I can hear keys jingling through the phone. “I’ll be there in less than ten.”

Judy keeps the front door locked to avoid walk-ins, so when Sam arrives, Judy turns the deadbolt with a loud thud and then suddenly Sam is rushing me, her arms wrapped around my neck. “I hate hugs but I know you need this,” she says.

I squeeze her back. “You have no idea.”

“Well, I’ll have an idea when you tell me.”

“Anything to drink or eat, sugar?” Judy asks, a pencil sticking out of her wound hair. Behind the counter, Stanley drops in a basket of fries and the oil snaps and crackles.

“Diet Coke,” Sam says as she slides onto a stool. “And a grilled cheese and fries.”

Judy fills a red plastic Coke cup with ice, then soda from the tap. The carbonation fizzes when Judy puts the cup in front of Sam. “Food will be up in a few minutes,” she says, then leaves us alone.

“All right.” Sam tears off the wrapper on her straw and jabs it through the ice. The chunks plink against the thick plastic. “Tell me what I’ve missed.”

A half hour later, after giving Sam the condensed version, she stares off into space, absently eating her fries one by one.

“Say something.” I nudge her with my foot.

She chomps on another fry. She hasn’t blinked in at least two whole minutes.

“Sam.”

Wiping the salt and the grease on a napkin, she turns the stool slowly toward me. “You remember when clogs got really popular in school and we were like, ‘Ummm, no.’”

“Yeah?”

“And then we bought a pair because fuck it, whatever, and we realized secretly we loved them? Hideous but easy to slip on and go, super comfortable.” She rolls her eyes. “Like so comfortable.”

“Yes. And?”

“And maybe this whole thing is like foam clogs.”

“You must be joking.”

“Maybe you’ll realize you like being the villain. Maybe you like being royalty. I mean, have you even asked if there’s a crown? A throne? Like what do you get out of this?”

“An entire fae race hunting her down,” Judy answers from behind the counter.

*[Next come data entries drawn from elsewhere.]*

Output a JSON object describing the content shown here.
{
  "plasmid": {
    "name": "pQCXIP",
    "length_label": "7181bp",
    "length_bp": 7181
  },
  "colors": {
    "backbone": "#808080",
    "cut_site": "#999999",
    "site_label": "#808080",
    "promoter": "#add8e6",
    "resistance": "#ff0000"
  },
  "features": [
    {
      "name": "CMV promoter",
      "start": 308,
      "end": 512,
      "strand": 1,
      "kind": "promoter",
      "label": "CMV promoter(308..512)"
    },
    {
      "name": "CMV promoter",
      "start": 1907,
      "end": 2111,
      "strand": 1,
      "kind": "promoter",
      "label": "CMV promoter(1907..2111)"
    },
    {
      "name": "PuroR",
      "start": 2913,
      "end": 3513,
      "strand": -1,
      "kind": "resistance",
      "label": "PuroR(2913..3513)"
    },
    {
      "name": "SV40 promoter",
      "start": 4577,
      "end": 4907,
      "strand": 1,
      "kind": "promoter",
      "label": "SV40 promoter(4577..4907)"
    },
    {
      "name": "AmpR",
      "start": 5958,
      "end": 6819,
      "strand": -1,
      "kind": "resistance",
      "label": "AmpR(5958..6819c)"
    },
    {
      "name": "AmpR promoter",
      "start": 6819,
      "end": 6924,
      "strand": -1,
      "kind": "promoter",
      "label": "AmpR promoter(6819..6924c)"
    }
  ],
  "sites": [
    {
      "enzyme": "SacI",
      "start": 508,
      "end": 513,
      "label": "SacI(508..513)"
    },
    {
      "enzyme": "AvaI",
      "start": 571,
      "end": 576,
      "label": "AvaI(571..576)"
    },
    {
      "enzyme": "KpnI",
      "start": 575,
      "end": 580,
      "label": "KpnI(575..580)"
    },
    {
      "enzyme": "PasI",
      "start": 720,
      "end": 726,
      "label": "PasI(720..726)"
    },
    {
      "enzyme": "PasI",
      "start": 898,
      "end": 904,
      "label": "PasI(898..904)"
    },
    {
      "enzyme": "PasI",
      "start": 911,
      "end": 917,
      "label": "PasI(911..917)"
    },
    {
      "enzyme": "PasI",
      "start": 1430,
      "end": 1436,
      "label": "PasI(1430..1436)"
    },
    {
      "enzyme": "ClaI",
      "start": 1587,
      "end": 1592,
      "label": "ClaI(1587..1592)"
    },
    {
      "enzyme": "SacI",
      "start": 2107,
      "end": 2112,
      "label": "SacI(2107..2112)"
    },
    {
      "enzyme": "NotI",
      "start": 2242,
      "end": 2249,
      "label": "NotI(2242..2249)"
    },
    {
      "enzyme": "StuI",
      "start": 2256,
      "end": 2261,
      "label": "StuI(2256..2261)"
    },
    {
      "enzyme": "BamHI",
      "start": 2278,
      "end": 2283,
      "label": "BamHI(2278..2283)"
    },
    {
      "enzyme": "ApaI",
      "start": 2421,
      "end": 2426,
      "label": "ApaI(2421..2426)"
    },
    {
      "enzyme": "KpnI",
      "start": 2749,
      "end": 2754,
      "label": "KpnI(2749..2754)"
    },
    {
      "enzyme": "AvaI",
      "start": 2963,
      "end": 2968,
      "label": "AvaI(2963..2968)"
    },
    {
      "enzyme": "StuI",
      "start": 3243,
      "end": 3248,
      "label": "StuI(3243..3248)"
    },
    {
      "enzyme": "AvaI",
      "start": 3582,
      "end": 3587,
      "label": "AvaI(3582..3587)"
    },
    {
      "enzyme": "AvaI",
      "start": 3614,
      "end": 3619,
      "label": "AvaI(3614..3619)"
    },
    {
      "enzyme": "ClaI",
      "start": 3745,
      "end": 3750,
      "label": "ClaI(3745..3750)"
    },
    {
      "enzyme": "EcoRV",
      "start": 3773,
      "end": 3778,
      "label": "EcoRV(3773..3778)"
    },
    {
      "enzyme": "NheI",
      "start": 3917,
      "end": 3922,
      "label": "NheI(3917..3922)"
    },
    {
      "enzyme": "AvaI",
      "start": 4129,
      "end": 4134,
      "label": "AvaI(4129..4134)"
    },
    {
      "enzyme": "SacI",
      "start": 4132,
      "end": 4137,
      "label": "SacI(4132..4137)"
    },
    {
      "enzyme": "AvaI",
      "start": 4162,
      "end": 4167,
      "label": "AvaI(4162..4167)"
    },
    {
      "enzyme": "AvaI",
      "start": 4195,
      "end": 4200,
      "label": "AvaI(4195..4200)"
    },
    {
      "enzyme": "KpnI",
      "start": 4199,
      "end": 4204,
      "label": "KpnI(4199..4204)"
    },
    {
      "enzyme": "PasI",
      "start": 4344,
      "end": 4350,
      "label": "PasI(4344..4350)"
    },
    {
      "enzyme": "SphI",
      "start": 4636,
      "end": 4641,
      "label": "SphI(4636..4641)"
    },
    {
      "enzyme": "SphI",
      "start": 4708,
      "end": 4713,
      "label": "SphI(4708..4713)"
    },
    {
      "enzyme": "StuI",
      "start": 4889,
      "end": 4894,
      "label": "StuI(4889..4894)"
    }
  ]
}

“War, surely,” Stanley calls.

Sam waves it away. “If you’re a siren, then use your voice.”

It’s an echo of what Bran keeps telling me. Something I’ve always been afraid to do. And now, looking back, I realize it was a learned behavior. My mother was always telling me to be careful what I said and how I said it. Keep your voice down. Don’t be bossy.

I just thought she was doing what mothers do and now I think she was trying to teach me not to use my powers, even though she’d already bound them.

My stomach clenches and a flare of anger sends warmth across my chest.

Mom robbed me of a lot, most of all choice.

And there’s nothing I can do about it now. I can’t scream at her. I can’t give her the cold shoulder. I can’t tell her all of the ways she hurt me.

Somehow that makes me even more mad.

Use my voice?

What’s the first thing I do with it?